PAKISTAN: THE BITTER TRUTH ON MARRIAGES

LAMIYA SHABBIR WRITES – When people attend a Pakistani wedding, they’re mesmerized by the colors, tradition and culture woven into the event: the gorgeous bride and groom, the laughter of family members, music and dancing going on for days and days.

Imagine that the bride and groom are both from affluent families. The daughter is born to an industrialist, the son is born to a politician.

As guests, we’re convinced that they have an ideal marriage. But there’s a bitter truth behind the bright disposition of the ceremony.

What we may never learn is that the bride-to-be wants to become a lawyer. She may never be able to attend law school, and even if she does, she may still have the responsibilities of taking care of their children, or lack support from her family needed to have flexible hours to return to school and have a career that she desires.

As for the groom, he might have had to say a painful goodbye to his girlfriend of eight years whom he met in college and fell in love with. But he couldn’t take their relationship further due to an evident negotiation made between his and his new wife’s families.

Imagine another scenario where the bride and groom belong to a village unaware of Pakistan’s Child Marriage Restraint Act (CMRA) of 1929 that set the legal age for marriage to 16 for women and 18 for men.

In this case, the groom belongs to a wealthy family of land owners and the bride’s father is a peasant who works at a farm. The bride is just 14, the groom 35 and the wedding event is nothing more than a matchmaking event.

In both cases, the brides would have dreamed of marrying “for love” but are expected to accommodate their parents wishes and communities’ expectations – where the honor of the family rests on the women’s behavior. Should anything go wrong in this marriage, both brides will take it sportingly and label it as their destiny. Both will sacrifice their happiness for their families.

For many families in Pakistan, “love marriages” do little to help create a social networking platform, and arranged marriages are therefore considered to be ideal. Pakistan’s highest court legalized “free-will” marriages in 2003, giving couples who have run away together to begin a new life on their own will protection from family threats.

But despite having the “free-will” law legalized, an estimated 1,000-plus woman are killed in honor killings annually. Daughters, sisters and wives are considered a shame to their family if they marry someone out of choice or elope. Killing them is considered a righteous act.

An Oscar-winning short documentary, “A girl in the river: The price of forgiveness” is the first documentary to revolve around honor killings. It is about a young Pakistani woman Saba who dares to escape to get married to the person she was engaged to for four years before being asked to marry someone else because of their status inequality. Saba was shot, put in a sack, and thrown into a river. She survived the “honor killing” and fought the case against her uncle and father in court.

It was a proud moment for all Pakistani people when Sharmeen Obaid Chinoy won her second Oscar on February 29th, 2016. At the same time, the Pakistani judicial system moved to have stricter laws for honor killing victims.

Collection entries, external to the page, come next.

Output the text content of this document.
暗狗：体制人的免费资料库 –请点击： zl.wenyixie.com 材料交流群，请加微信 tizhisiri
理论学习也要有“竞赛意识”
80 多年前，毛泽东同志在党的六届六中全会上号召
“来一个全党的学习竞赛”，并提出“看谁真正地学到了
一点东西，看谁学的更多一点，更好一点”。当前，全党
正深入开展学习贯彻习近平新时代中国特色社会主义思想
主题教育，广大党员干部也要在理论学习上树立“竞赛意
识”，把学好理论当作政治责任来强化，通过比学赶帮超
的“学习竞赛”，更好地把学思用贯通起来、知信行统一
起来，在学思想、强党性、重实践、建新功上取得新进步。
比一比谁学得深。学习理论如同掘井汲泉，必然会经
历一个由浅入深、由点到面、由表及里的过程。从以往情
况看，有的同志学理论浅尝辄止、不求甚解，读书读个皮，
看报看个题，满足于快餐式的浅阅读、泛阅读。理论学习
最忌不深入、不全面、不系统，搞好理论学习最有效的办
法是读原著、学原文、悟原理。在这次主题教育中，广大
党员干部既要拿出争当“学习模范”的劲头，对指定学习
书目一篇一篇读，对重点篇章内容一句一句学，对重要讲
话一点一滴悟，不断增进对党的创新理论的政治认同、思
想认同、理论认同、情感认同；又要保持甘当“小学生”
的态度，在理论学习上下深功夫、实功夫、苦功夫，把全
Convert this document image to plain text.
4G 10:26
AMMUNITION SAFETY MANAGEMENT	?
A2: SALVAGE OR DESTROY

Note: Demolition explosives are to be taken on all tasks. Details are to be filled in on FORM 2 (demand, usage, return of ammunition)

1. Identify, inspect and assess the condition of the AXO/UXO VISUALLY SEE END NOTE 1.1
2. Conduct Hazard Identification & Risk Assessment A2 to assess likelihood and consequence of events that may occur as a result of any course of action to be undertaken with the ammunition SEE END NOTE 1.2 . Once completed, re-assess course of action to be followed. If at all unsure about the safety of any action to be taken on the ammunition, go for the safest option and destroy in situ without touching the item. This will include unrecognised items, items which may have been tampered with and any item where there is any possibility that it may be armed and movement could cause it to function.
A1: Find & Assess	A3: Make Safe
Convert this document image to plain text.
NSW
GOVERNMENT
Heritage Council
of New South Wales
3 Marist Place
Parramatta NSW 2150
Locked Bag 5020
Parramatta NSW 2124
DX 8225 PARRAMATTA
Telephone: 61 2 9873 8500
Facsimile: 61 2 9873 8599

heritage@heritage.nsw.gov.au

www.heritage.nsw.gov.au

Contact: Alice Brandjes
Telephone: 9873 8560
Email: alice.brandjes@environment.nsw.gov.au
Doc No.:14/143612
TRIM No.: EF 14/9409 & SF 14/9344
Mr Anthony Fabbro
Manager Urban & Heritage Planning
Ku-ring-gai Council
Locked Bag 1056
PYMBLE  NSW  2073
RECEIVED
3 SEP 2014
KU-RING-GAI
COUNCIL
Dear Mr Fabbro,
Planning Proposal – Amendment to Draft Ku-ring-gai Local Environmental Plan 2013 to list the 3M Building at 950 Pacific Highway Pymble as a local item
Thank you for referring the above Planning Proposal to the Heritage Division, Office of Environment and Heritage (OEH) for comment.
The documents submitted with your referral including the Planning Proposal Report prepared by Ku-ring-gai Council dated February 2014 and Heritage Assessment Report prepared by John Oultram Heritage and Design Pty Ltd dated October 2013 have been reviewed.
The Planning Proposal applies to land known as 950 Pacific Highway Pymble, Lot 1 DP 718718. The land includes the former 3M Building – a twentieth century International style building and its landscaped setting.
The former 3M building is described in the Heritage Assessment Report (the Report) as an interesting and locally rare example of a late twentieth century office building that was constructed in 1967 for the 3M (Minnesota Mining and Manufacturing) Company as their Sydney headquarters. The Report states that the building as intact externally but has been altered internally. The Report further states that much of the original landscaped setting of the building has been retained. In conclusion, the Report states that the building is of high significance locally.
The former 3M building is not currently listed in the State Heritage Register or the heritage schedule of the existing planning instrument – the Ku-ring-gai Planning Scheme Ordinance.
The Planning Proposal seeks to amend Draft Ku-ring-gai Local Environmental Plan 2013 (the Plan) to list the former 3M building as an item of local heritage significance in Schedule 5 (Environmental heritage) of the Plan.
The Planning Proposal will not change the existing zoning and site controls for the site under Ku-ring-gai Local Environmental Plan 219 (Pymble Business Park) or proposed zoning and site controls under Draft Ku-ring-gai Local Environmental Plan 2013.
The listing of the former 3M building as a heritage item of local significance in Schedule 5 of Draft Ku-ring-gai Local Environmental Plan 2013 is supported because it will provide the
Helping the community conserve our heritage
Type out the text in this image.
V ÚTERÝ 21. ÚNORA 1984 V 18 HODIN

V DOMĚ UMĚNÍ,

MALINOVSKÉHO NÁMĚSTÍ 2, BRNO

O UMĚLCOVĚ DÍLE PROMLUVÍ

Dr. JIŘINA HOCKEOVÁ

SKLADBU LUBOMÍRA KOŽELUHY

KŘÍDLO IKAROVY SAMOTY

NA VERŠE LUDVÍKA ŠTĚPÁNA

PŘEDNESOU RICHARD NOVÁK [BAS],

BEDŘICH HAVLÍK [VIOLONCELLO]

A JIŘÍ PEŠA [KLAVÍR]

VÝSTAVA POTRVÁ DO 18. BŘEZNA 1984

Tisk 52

Congratulations to The Girl in the River and its Oscar, a first for a story of honor killing. https://t.co/JGabGdu75S #TheLovers

— Rod Nordland (@rodnordland) February 29, 2016

Unfortunately, the culprit in the documentary “A girl in the river: The price of forgiveness” was set free and the case came to an agreement in the end because of societal and Panchayat pressure on the victim’s family. Panchayat is a local self-government institution at the village that sits as a court of law. Cases are heard in open meetings in which all members of the caste group concerned are entitled to take part.